Captain Parenti’s eyelids lifted a little. “It seems very clear that that was a first attempt at murder which wasn’t successful.”

“Peter didn’t know that. Nobody thought of that. Peter only wanted Cal and me to come. Naturally.”

Captain Parenti was silent for a moment. Then he said thoughtfully, “I don’t think that’s so natural.”

“Well, it was.”

“No, it doesn’t seem so natural to me,” he said as if communing with himself. “There’s a divorce. He marries another woman. Then the instant he sends for you, you come back. Only one reason I can see for that. You and he wanted to get together again. The easiest way could be to get rid of the second wife.”

She shot up from her chair. “No! It wasn’t that way at all. No!”

“Sit down. Well, then, if that’s not so, does your conduct seem sensible to you?”

“No,” she said shortly, “I wish I hadn’t come.”

She, the discarded wife, in the house at Peter’s request when the new, the victorious wife was killed. The danger lights were flickering now, bright and dead ahead.

She sat down; she summoned all the composure of which she was capable and looked straight at Captain Parenti who was looking at the crystal rabbit lighter. He picked it up, turned it around, seemed to satisfy himself that it was a lighter and said, “Were you on the back stairs last night at all?”

“Those stairs that go up beside the pantry refrigerator? No.”

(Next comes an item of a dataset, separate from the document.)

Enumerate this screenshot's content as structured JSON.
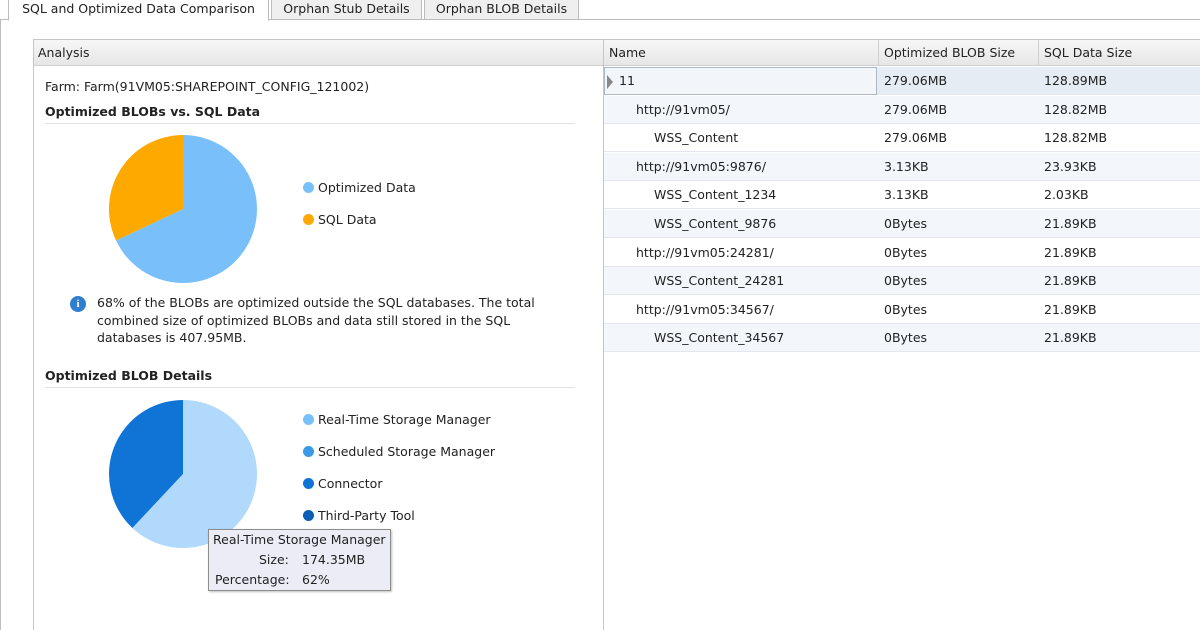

“Whoever shot the second Mrs. Vleedam could have stood on those stairs, hidden by the door and by the refrigerator door. The powder burns on her sleeve indicated a fairly close shot. Poor shot,” Captain Parenti put down the rabbit, “but a close one. Was your former husband on those back stairs just before Mrs. Vleedam was killed?”

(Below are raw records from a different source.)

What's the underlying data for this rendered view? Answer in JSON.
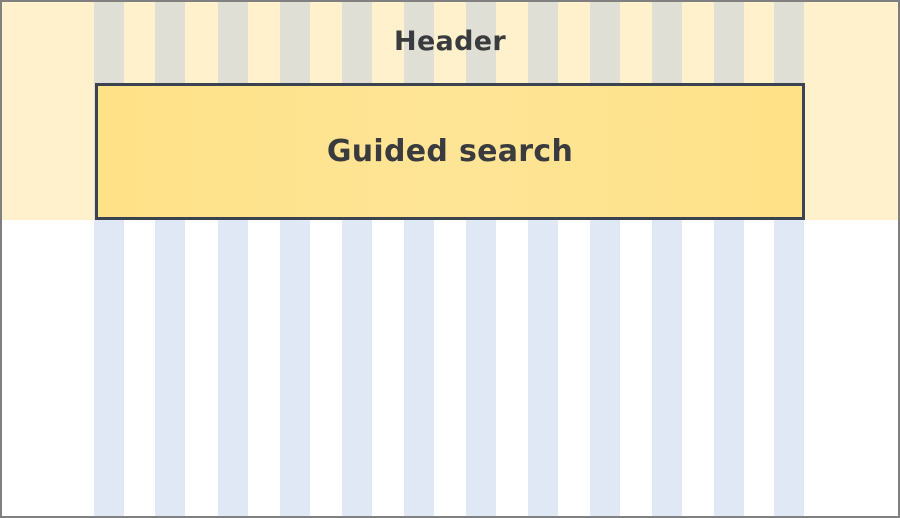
{
  "diagram": {
    "header_label": "Header",
    "guided_search_label": "Guided search"
  },
  "colors": {
    "header_band": "#fff1cc",
    "guided_search_fill": "#fee596",
    "guided_search_border": "#3b4250",
    "grid_column": "#e1e8f4",
    "frame_border": "#808080",
    "text": "#3a3b3e"
  }
}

“No! I’ve told you. We were together in the dining room when the shots were fired.”

He eyed a green jade ashtray. “There is a popular misconception, Mrs. Vleedam, that a wife cannot testify against her husband. The fact is that she cannot be forced to testify against her husband.”


Testify
?”

“In the event of a trial. But don’t think that this consideration is likely to be accorded a former wife, one who is legally not a wife at all. Fact is, I don’t know that I’ve heard of such a case. Still it has probably occurred.”

Trial, Jenny thought with horror; trial.

“And in a trial it seems to me that the prosecuting attorney would certainly suggest collusion.” He leaned forward, putting his elbows on his knees and looked at her directly. “Collusion. You claim an alibi for your former husband. He claims an alibi for you. Thus it might be said that you’ve both agreed to lie and protect each other.”

“But that is not true—”

“Mr. Calendar didn’t see you come up the stairs. He had heard Mrs. Vleedam scream. He had roused. He then heard the shots and ran to her room. Miss Fair heard the shots, came out into the hall. Neither of them remember seeing you or your former husband on the stairway.”

“We were there. Blanche collapsed, it was like a faint Cal was—I suppose he was in Fiora’s room by then.”

“How would another person, the murderer have got into the house?”

“Anybody can get into a house if he really wants to,” she said, quoting Cal.

“And anybody can get out of a house if he really wants to? Is that what you mean? How?”

“How—why, the back door—”

“You said you had bolted the back door.”

“I did but the murderer could have opened it from the inside.”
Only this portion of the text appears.